Specific gifts to non-exempt beneficiaries which are expressed to be free of tax
A specific gift of property to non-exempt beneficiaries. The Will is silent as to whether the gift is subject to IHT
A clause expressly stating that IHT is to be paid from the estate as a testamentary expense, the remainder then being defined as the residuary estate
A division of the residuary estate between various charities
Where will the burden of IHT fall? My understanding is that, where the Will is silent on whether a gift is free of IHT, the presumption is that the gift is free from IHT. Does this mean the executors would pay the IHT from the estate, effectively reducing the residuary estate and the amount passing to charity? Is this permitted under section 41 IHTA?
Sounds right to me. S.41(a) is not engaged: none of the specific gifts is exempt. S.41(b) is not either though the opaque wording could be better expressed. It is dealing with respective shares of residue where one or more is exempt and one or more is not: it does not prevent the quantum of residue from being reduced or even exhausted by IHT payable even if, as here, it is wholly exempt.
Residue is what is left net of,inter alia, IHT: this provision is designed to overturn the normal rule that shares of residue are of that net amount. Where residue is shared between exempt and non-exempt legatees the IHT is in effect ignored, the shares then calculated and the entire tax is charged on the non-exempt share only. See IHTM2602-3 but which do not answer the question: what if the tax exceeds the value of the non-exempt share of residue? One inference is that s.41(b) diverts the excess to the specific gifts.
IHTM26061 deals with the situation in the OP: the only gifts are specific, non-exempt and not bearing their own tax (because the Will either so directs or is silent). Grossing up of their value is required: s.38(1)(4). HMRC call this the simple version of it! This will increase the IHT payable compared with the position if the gifts were made subject to tax by the Will, which tax law will respect. (Grossing up will not be needed if the total value-HMRC call this the “starting value”-of all the non-exempt gifts are within the available NRB/RNRB including transferables).
The absolute golden rule is that this total calculated chargeable value of gross gifts cannot exceed the value of the s4 transfer ignoring any exemptions. If it does the value of the specific gifts must be abated rateably and the total value chargeable to tax reduced. That tax would fall on residue under general law but because of s.41(b) it falls on the specific gifts proportionately since the residue is wholly exempt: IHTM26071 and s.37. This can however result in no residue at all! Fewer tears may be shed over charities that consequently miss out but this can be a severe outcome if it is wholly unexpected and the loser is the surviving spouse.
(Note for fellow nerds: the possible bizarre outcomes in IHTM26085-6 and 26127).
So s.41(b) does not necessarily mean that a gift of the entire residue to an exempt beneficiary is a guarantee that there will be any residue.
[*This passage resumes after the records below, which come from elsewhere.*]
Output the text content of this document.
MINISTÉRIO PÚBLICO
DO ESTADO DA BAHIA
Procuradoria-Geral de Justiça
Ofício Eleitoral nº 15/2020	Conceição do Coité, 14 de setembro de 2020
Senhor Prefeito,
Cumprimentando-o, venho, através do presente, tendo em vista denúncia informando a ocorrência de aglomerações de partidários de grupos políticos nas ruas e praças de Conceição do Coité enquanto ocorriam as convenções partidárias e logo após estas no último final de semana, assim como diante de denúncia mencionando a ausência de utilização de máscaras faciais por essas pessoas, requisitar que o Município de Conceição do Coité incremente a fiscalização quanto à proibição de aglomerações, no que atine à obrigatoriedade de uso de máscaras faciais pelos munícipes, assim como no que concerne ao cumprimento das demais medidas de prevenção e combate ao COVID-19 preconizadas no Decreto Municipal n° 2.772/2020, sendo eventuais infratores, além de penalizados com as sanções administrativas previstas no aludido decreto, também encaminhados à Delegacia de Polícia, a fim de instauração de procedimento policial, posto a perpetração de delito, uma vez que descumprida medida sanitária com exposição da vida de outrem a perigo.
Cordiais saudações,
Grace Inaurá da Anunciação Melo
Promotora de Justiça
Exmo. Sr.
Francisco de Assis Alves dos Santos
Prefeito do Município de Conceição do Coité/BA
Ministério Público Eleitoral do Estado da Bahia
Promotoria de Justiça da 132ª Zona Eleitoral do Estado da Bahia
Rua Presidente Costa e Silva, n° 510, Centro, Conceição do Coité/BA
There is a risk that, although the maximum effective rate of IHT on the s.4 chargeable value is 40%, while stocks last, grossing up can increase the tax payable which will fall on residue in effect even if it is in principle wholly exempt; if it exhausts residue HMRC is still going to get the tax from somewhere so the tax has to be recovered rateably from the specific legatees. There is a good example at 26122 although it uses a pecuniary legacy rather than a specific gift of an asset.
All this points up two Cinderella aspects of tax-efficient estate planning:
Specific gifts of high value which are not directed to bear their own tax can by grossing up increase IHT payable and diminish or exhaust residue.
Such gifts, even if made subject to tax, may have to be sold to pay it and sometimes to pay tax on other gifts, even of residue, where the estate is highly illiquid.
In my experience it is far from uncommon to find that the deceased was not made fully aware of these when making the Will. Soon pension pots will exacerbate the problem as some will contain assets that are not readily realisable and the very limited warning of the unexpected change in the law fails to address this by any transitional indulgence.
Yes, that right. The IHT is payable by the residuary estate before it is divided between the charities.
As a warning to anyone who writes wills; this is even more difficult when you have mixed legacies and mixed residuary beneficiaries.
I have always worked on trying to avoid having a Will with both exempt and non exempt legacies (or subject to tax and free of tax) AND exempt and none exempt residuary beneficiaries. The residue estate pays the whole of the tax on the grossed up legacies, and only after can you divide the residue between taxable and non taxable res bens - and how depends on the Benham/Radcliff option taken. The calculations are horrendous and making the beneficiaries understand them is worse. Best to be avoided in the drafting stage if at all possible.